Как Григорий задумал, так и случилось. Купцы и ремесленники, давние враги Годунова, пленились доверенностью мнимого Димитрия, присягнули ему в верности и торжественно ввели в Москву, открытую, безоружную, ибо воины, высланные царем для усмирения сих мятежников, бежали назад, не обнажив меча.

Красносельцы, славя Димитрия, нашли множество единомышленников в столице, мещан и людей служивых. Кого-то увлекали силой, кто-то пристал из любопытства, и сей шумный сонм направлялся к Лобному месту. Здесь, по данному знаку, все умолкло, чтобы слушать грамоту Григория к синклиту, большим дворянам, сановникам, людям приказным, воинским, торговым, средним и черным.

«Вы клялися отцу моему, — писал Отрепьев, — не изменять детям его и потомству его во веки веков, но взяли Годунова в цари. Не упрекаю вас: вы думали, что Борис умертвил меня в летах младенческих; не знали его лукавства и не смели противиться человеку, который уже самовластвовал и в царствование Федора Иоанновича: жаловал и казнил, кого хотел. Им обольщенные, вы не верили, что я, спасенный Богом, иду к вам с любовию и кротостью. Драгоценная кровь лилася… Но жалею о том без гнева: неведение и страх извиняют вас.

Уже судьба решилась: города и войско мои. Дерзнете ли на брань междоусобную в угодность Марии Годуновой и сыну ее? Им не жалеть России: они не своим, а чужим владеют; упитали кровию Землю Северскую и хотят теперь разорить Москву…»
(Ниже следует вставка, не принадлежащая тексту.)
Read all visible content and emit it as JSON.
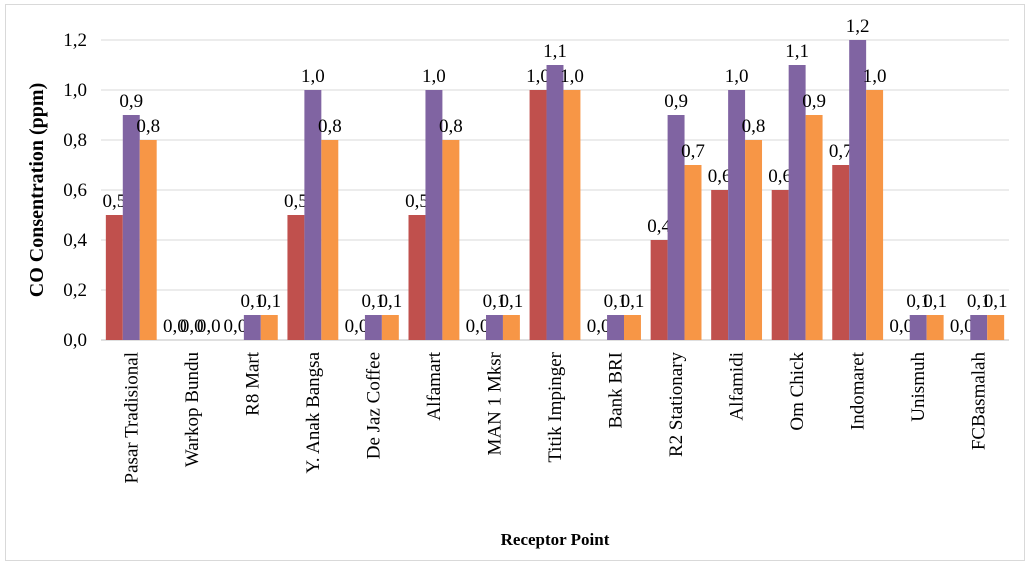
{
  "chart_data": {
    "type": "bar",
    "title": "",
    "xlabel": "Receptor Point",
    "ylabel": "CO Consentration (ppm)",
    "ylim": [
      0,
      1.2
    ],
    "yticks": [
      "0,0",
      "0,2",
      "0,4",
      "0,6",
      "0,8",
      "1,0",
      "1,2"
    ],
    "grid": true,
    "legend": "none",
    "categories": [
      "Pasar Tradisional",
      "Warkop Bundu",
      "R8 Mart",
      "Y. Anak Bangsa",
      "De Jaz Coffee",
      "Alfamart",
      "MAN 1 Mksr",
      "Titik Impinger",
      "Bank BRI",
      "R2 Stationary",
      "Alfamidi",
      "Om Chick",
      "Indomaret",
      "Unismuh",
      "FCBasmalah"
    ],
    "series": [
      {
        "color": "#c0504d",
        "values": [
          0.5,
          0.0,
          0.0,
          0.5,
          0.0,
          0.5,
          0.0,
          1.0,
          0.0,
          0.4,
          0.6,
          0.6,
          0.7,
          0.0,
          0.0
        ],
        "labels": [
          "0,5",
          "0,0",
          "0,0",
          "0,5",
          "0,0",
          "0,5",
          "0,0",
          "1,0",
          "0,0",
          "0,4",
          "0,6",
          "0,6",
          "0,7",
          "0,0",
          "0,0"
        ]
      },
      {
        "color": "#8064a2",
        "values": [
          0.9,
          0.0,
          0.1,
          1.0,
          0.1,
          1.0,
          0.1,
          1.1,
          0.1,
          0.9,
          1.0,
          1.1,
          1.2,
          0.1,
          0.1
        ],
        "labels": [
          "0,9",
          "0,0",
          "0,1",
          "1,0",
          "0,1",
          "1,0",
          "0,1",
          "1,1",
          "0,1",
          "0,9",
          "1,0",
          "1,1",
          "1,2",
          "0,1",
          "0,1"
        ]
      },
      {
        "color": "#f79646",
        "values": [
          0.8,
          0.0,
          0.1,
          0.8,
          0.1,
          0.8,
          0.1,
          1.0,
          0.1,
          0.7,
          0.8,
          0.9,
          1.0,
          0.1,
          0.1
        ],
        "labels": [
          "0,8",
          "0,0",
          "0,1",
          "0,8",
          "0,1",
          "0,8",
          "0,1",
          "1,0",
          "0,1",
          "0,7",
          "0,8",
          "0,9",
          "1,0",
          "0,1",
          "0,1"
        ]
      }
    ],
    "colors": {
      "gridline": "#d9d9d9",
      "axis": "#bfbfbf"
    }
  }
}
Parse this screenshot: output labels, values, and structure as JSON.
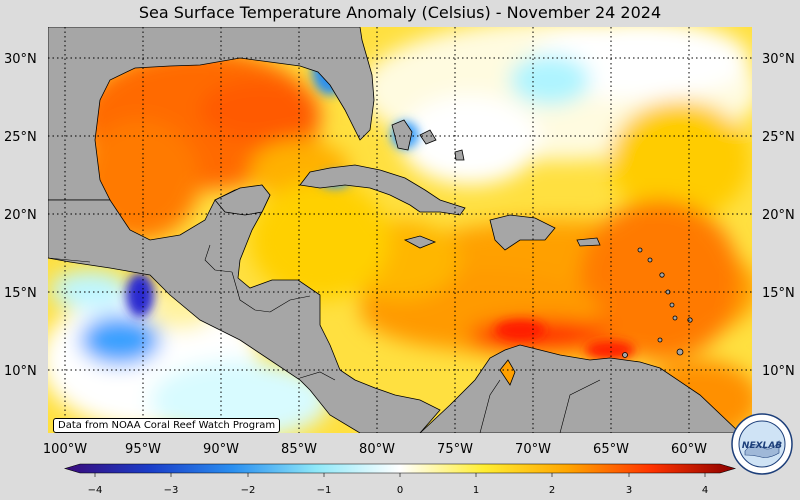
{
  "title": "Sea Surface Temperature Anomaly (Celsius) - November 24 2024",
  "credit": "Data from NOAA Coral Reef Watch Program",
  "logo_text": "NEXLAB",
  "lat_labels": [
    "30°N",
    "25°N",
    "20°N",
    "15°N",
    "10°N"
  ],
  "lon_labels": [
    "100°W",
    "95°W",
    "90°W",
    "85°W",
    "80°W",
    "75°W",
    "70°W",
    "65°W",
    "60°W"
  ],
  "colorbar": {
    "ticks": [
      "−4",
      "−3",
      "−2",
      "−1",
      "0",
      "1",
      "2",
      "3",
      "4"
    ],
    "min": -4,
    "max": 4,
    "stops": [
      "#3a0a7a",
      "#1a3cc8",
      "#2a8ff0",
      "#8fe8f8",
      "#ffffff",
      "#ffee33",
      "#ffa500",
      "#ff3300",
      "#8b0000"
    ]
  },
  "colors": {
    "land": "#a6a6a6",
    "background": "#dcdcdc",
    "warm_strong": "#ff6a00",
    "warm_moderate": "#ffa500",
    "warm_mild": "#ffd700",
    "neutral": "#ffffff",
    "cool_mild": "#9ff0ff",
    "cool_moderate": "#3aa0ff",
    "cool_strong": "#2a2ad0"
  }
}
Григорий, еще будучи казаком, а потом конюхом, умел сладить с кем угодно, так что и теперь его пылкие слова проникли в души россиян. Народ поверил, что Отрепьев и впрямь есть истинный сын Иоаннов.

— Время Годуновых миновалось! Мы были с ними во тьме кромешной: солнце восходит для России! — кричали одни.

— Да здравствует царь Димитрий! Клятва Борисовой памяти! Гибель племени Годуновых! — кричали другие.

С сими воплями огромная толпа кинулась в Кремль, схватила Федора, его мать и сестру, а также всех родственников и друзей царских, поволокла в темницы…

Та дорога, которую когда-то давно, еще в детстве, узрел перед собой Юшка Отрепьев, близилась к концу. Вот оно, долгожданное, вот оно, с таким трудом добываемое счастье.